I am a little bit of everything just trying to make sense of things that happen. Always want to be a better version of me and the ride that I am taking to get there.
Tuesday, November 3, 2009
I am crying
I am crying again. Do you see it? do You even care? I asked you why do you do the things you do and I get no response. I ask you to talk to me and I all I get is silence. You try to make me feel better and say I did all I can do. That is not me, it's you. I am crying again. I am writing you letters that I will never send. Each one say almost the same things just different variations. I want to get on a plane but how will I be received if at all. The last time I saw you, you told me I seemed boring. You weren't sure if you would be missing out on something else.

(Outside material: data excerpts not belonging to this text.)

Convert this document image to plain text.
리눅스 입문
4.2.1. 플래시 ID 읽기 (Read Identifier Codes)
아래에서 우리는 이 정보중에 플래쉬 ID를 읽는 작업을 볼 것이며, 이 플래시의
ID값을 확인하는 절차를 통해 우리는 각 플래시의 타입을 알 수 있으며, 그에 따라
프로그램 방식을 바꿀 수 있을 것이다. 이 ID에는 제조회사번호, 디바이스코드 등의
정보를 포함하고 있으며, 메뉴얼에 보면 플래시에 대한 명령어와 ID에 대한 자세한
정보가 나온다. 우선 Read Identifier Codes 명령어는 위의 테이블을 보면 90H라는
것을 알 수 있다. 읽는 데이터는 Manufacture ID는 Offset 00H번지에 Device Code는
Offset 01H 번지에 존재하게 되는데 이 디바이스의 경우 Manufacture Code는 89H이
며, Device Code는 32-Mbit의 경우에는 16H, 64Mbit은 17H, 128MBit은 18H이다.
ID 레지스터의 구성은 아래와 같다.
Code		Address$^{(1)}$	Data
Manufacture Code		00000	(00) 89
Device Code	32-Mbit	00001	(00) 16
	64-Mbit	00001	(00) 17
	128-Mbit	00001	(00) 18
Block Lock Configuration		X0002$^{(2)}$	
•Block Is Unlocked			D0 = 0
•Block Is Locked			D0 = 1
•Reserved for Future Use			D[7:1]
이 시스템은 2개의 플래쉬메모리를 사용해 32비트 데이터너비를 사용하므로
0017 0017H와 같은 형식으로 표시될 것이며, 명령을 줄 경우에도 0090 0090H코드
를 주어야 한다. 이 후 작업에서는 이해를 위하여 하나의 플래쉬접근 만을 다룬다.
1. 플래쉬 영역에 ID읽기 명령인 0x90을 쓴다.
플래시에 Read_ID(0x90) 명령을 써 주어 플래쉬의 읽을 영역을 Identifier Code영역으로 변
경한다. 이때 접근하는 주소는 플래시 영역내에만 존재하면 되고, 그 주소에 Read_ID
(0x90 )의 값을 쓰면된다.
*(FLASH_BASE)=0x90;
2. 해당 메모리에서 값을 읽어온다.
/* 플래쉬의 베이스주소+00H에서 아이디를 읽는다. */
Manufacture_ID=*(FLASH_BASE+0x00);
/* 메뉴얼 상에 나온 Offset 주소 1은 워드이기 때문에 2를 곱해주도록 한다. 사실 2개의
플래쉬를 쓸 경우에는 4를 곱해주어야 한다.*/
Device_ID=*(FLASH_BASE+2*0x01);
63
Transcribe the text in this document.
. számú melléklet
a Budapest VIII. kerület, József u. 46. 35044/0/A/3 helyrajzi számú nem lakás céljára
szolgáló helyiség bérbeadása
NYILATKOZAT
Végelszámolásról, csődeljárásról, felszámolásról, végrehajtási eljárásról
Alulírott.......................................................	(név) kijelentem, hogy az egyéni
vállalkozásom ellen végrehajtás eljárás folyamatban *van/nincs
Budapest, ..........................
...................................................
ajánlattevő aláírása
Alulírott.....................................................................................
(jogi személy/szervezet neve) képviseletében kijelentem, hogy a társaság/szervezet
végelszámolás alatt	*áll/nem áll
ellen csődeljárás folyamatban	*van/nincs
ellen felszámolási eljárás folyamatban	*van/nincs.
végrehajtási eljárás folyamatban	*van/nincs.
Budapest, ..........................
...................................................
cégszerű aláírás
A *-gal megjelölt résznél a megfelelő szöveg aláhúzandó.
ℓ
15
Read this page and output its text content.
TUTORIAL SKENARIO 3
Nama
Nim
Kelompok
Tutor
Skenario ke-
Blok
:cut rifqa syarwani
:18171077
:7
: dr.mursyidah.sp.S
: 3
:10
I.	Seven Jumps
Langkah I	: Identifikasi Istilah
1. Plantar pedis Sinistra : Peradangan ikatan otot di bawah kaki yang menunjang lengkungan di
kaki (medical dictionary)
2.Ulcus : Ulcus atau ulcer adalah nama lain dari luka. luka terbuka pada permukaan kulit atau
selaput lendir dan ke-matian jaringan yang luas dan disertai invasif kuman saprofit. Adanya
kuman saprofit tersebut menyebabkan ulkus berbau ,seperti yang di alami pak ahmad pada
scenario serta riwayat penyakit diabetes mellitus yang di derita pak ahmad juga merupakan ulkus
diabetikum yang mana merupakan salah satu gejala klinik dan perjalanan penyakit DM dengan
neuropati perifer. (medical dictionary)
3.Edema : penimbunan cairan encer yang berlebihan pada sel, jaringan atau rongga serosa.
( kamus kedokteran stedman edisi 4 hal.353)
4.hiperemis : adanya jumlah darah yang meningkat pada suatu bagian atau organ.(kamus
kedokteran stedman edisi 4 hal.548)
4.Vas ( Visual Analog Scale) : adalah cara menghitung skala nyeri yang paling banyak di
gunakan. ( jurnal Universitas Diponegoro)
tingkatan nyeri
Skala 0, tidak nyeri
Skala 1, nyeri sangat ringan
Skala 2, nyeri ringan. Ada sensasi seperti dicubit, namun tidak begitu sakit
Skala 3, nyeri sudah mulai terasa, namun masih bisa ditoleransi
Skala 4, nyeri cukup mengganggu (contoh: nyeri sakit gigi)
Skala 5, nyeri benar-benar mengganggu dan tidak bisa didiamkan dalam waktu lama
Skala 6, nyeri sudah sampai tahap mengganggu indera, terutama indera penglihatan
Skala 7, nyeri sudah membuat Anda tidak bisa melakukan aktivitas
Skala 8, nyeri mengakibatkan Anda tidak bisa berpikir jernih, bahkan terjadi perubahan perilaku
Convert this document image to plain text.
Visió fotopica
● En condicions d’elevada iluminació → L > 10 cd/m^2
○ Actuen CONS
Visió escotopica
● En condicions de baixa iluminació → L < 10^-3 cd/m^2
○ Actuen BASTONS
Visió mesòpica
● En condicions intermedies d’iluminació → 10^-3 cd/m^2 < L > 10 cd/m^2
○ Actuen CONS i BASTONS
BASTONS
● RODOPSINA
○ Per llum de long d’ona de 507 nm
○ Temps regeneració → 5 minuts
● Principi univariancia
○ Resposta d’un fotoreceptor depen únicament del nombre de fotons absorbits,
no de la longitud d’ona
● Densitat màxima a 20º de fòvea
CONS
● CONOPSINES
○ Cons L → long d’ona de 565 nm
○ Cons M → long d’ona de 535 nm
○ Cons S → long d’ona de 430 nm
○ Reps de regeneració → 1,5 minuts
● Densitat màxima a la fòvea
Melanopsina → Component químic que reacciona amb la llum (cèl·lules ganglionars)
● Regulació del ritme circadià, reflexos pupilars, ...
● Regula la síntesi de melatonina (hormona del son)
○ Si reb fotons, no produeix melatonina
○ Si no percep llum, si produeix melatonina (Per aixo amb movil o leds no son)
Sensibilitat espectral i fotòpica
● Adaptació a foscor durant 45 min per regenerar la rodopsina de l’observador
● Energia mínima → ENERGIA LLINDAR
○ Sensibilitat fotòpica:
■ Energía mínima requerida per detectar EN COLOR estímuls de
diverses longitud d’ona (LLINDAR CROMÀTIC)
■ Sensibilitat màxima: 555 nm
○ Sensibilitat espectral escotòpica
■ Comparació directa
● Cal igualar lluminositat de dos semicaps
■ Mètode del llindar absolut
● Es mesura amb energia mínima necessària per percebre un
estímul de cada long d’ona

I am in my room under the covers just wanting for some release. I am crying wondering why can I never get it right. I thought we were happy and on the road to bliss. From the outside it looks like a fairytale but when we are home it's different. No one sees when you ignore me or the nights when you reject me. People like you because you are charming but they never see the person I see. I love you but I have to love me more. I am not that same girl asking myself "is he really speaking to me?" I am a princess I deserve better but you can't see that. You don't see that I love you or that I am committed to you. All you see is how your life is going and I am just an accessory. I am crying again this time I am happy. I removed you from my life and though it is hard it is not impossible. The same way you don't think about me I am not going to think about you.